For instance, on "re-balancing," or "rightsizing:" PANPHA has long maintained that nobody should be in a nursing home unless they truly need to be there. But the fact is that that few alternatives exist yet for the low-income aged. The service infrastructure just is not there.

In addition, there is a shortage of workers available – not just in nursing homes, but in ALL settings. Where will all these caregivers come from?

Nursing homes today are serving a population that used to be in hospitals, providing quality of care and quality of life for people into their 90’s and 100’s. We hear that nursing homes are somehow crammed full of people who don’t need to be there – that if the state could only get everybody out of nursing homes and back "into the community," whatever that means, we could spend a lot less money on Medical Assistance.

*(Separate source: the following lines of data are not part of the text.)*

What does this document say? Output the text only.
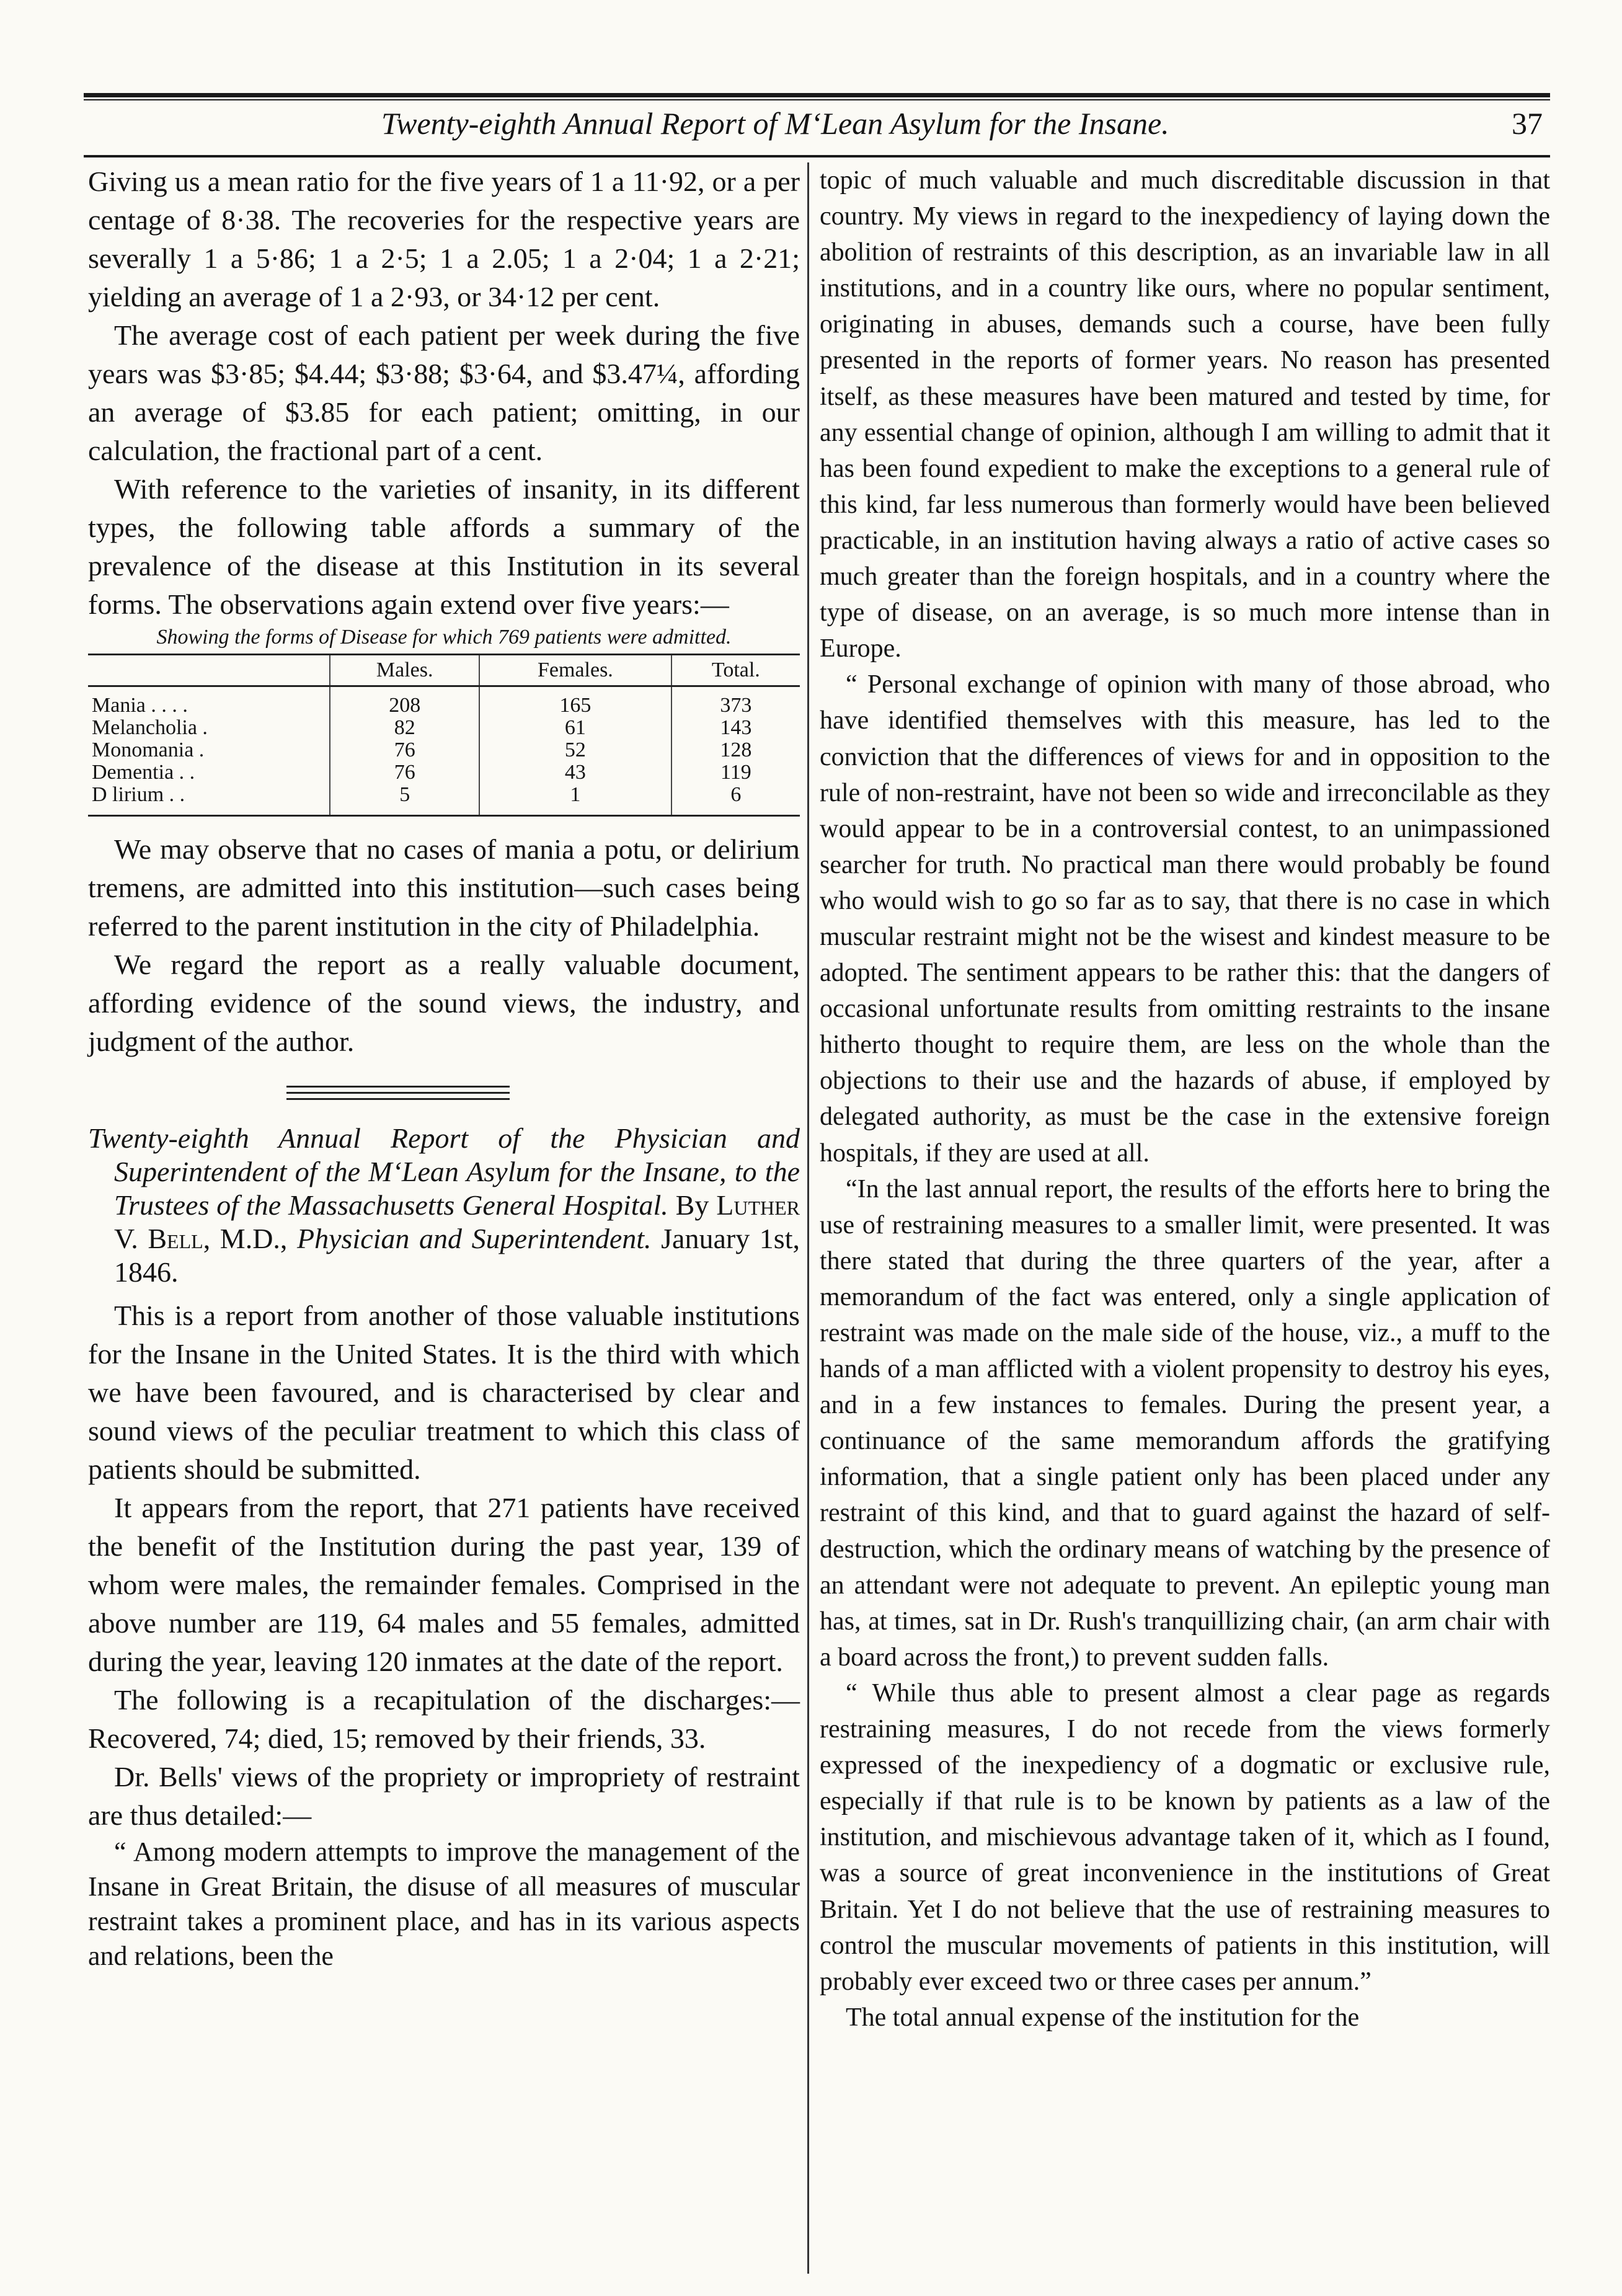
Twenty-eighth Annual Report of M‘Lean Asylum for the Insane.	37

Giving us a mean ratio for the five years of 1 a 11·92, or a per centage of 8·38. The recoveries for the respective years are severally 1 a 5·86; 1 a 2·5; 1 a 2.05; 1 a 2·04; 1 a 2·21; yielding an average of 1 a 2·93, or 34·12 per cent.

The average cost of each patient per week during the five years was $3·85; $4.44; $3·88; $3·64, and $3.47¼, affording an average of $3.85 for each patient; omitting, in our calculation, the fractional part of a cent.

With reference to the varieties of insanity, in its different types, the following table affords a summary of the prevalence of the disease at this Institution in its several forms. The observations again extend over five years:—

Showing the forms of Disease for which 769 patients were admitted.
	Males.	Females.	Total.
Mania . . . .	208	165	373
Melancholia .	82	61	143
Monomania .	76	52	128
Dementia . .	76	43	119
D lirium . .	5	1	6

We may observe that no cases of mania a potu, or delirium tremens, are admitted into this institution—such cases being referred to the parent institution in the city of Philadelphia.

We regard the report as a really valuable document, affording evidence of the sound views, the industry, and judgment of the author.

Twenty-eighth Annual Report of the Physician and Superintendent of the M‘Lean Asylum for the Insane, to the Trustees of the Massachusetts General Hospital. By Luther V. Bell, M.D., Physician and Superintendent. January 1st, 1846.

This is a report from another of those valuable institutions for the Insane in the United States. It is the third with which we have been favoured, and is characterised by clear and sound views of the peculiar treatment to which this class of patients should be submitted.

It appears from the report, that 271 patients have received the benefit of the Institution during the past year, 139 of whom were males, the remainder females. Comprised in the above number are 119, 64 males and 55 females, admitted during the year, leaving 120 inmates at the date of the report.

The following is a recapitulation of the discharges:— Recovered, 74; died, 15; removed by their friends, 33.

Dr. Bells' views of the propriety or impropriety of restraint are thus detailed:—

“ Among modern attempts to improve the management of the Insane in Great Britain, the disuse of all measures of muscular restraint takes a prominent place, and has in its various aspects and relations, been the

topic of much valuable and much discreditable discussion in that country. My views in regard to the inexpediency of laying down the abolition of restraints of this description, as an invariable law in all institutions, and in a country like ours, where no popular sentiment, originating in abuses, demands such a course, have been fully presented in the reports of former years. No reason has presented itself, as these measures have been matured and tested by time, for any essential change of opinion, although I am willing to admit that it has been found expedient to make the exceptions to a general rule of this kind, far less numerous than formerly would have been believed practicable, in an institution having always a ratio of active cases so much greater than the foreign hospitals, and in a country where the type of disease, on an average, is so much more intense than in Europe.

“ Personal exchange of opinion with many of those abroad, who have identified themselves with this measure, has led to the conviction that the differences of views for and in opposition to the rule of non-restraint, have not been so wide and irreconcilable as they would appear to be in a controversial contest, to an unimpassioned searcher for truth. No practical man there would probably be found who would wish to go so far as to say, that there is no case in which muscular restraint might not be the wisest and kindest measure to be adopted. The sentiment appears to be rather this: that the dangers of occasional unfortunate results from omitting restraints to the insane hitherto thought to require them, are less on the whole than the objections to their use and the hazards of abuse, if employed by delegated authority, as must be the case in the extensive foreign hospitals, if they are used at all.

“In the last annual report, the results of the efforts here to bring the use of restraining measures to a smaller limit, were presented. It was there stated that during the three quarters of the year, after a memorandum of the fact was entered, only a single application of restraint was made on the male side of the house, viz., a muff to the hands of a man afflicted with a violent propensity to destroy his eyes, and in a few instances to females. During the present year, a continuance of the same memorandum affords the gratifying information, that a single patient only has been placed under any restraint of this kind, and that to guard against the hazard of self-destruction, which the ordinary means of watching by the presence of an attendant were not adequate to prevent. An epileptic young man has, at times, sat in Dr. Rush's tranquillizing chair, (an arm chair with a board across the front,) to prevent sudden falls.

“ While thus able to present almost a clear page as regards restraining measures, I do not recede from the views formerly expressed of the inexpediency of a dogmatic or exclusive rule, especially if that rule is to be known by patients as a law of the institution, and mischievous advantage taken of it, which as I found, was a source of great inconvenience in the institutions of Great Britain. Yet I do not believe that the use of restraining measures to control the muscular movements of patients in this institution, will probably ever exceed two or three cases per annum.”

The total annual expense of the institution for the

It just isn’t the case. The demand for ALL services, across the entire continuum, is only going to continue to grow. So even as a smaller PERCENTAGE of people may need 24-hour skilled nursing care in the future, there are going to be a greater NUMBER of people who need them because Pennsylvania is getting grayer and grayer. So as you hear about "rightsizing" the system, please realize that we haven’t taken the time to determine what the "right size" IS – either now or in the future.

The Commonwealth has been using incremental policy tweaks to muddle through budget year after budget year, rather than taking on the challenge of systemic change to senior care and services.

Piecemeal attempts to rein in inevitable increases in spending on long term care has prevented enough growth to meet the needs of an expanding population of frail, low-income seniors. The fact is that MA is the primary payer of long-term care, yet we have had years of chronic under-reimbursement relative to the documented costs of care –- under-reimbursement not just by our arbitrary desires or whims, but according to the state’s own formula. The true victims of MA funding shortfalls are our seniors who pay privately – not only for their own care, but to subsidize the care that the MA rates don’t cover.

It is long past time to go beyond "business as usual." We are at a crossroads.

We reiterate our call for a legislative commission to determine exactly where Pennsylvania stands and where we need to go to adequately fund the entire range of long term living services.

The Senior Care and Services Planning Commission we seek would be comprised of legislative representatives, Administration officials, and a wide range of stakeholders in the system. It would be charged with developing a blueprint for a genuine, seamless system – and collaborating to craft a sustainable, predictable and truly adequate revenue solution to achieve it.

The commission we envision would:

Develop population projections in order to determine the numbers of seniors likely to require services at each step of the continuum of care;

Analyze all current state and federal funding – Medicaid funds, lottery funds, and tobacco settlement funds – to determine how much is being spent, where it is being spent, and whether it makes sense to continue to spend it in the same ways we have been;

Analyze funding diverted by so-called Medicaid "estate planning:" How much taxpayer money is spent each year to provide government-funded long term care to people who have – but are "protecting" – the resources necessary to pay for their care; and finally,

Determine what the genuine funding needs are. Once we have a solid estimate of the genuine funding needs, we can begin to identify sources of any revenue necessary to fully-fund senior care and service programming – including a discussion of long term care insurance.

The facts are irrefutable: Our population is aging in stunning numbers, the Baby Boomers are at the cusp of retirement age, and business-as-usual is not an option. We need nothing less than a fundamental re-examination of the care and services we offer, how we provide them at the levels required, and how we fund them. Anything else is just putting off the day of reckoning.

Thank you again for the opportunity to testify before you today. PANPHA and its members stand ready to assist in any way to confront the challenges facing the future of senior services in Pennsylvania.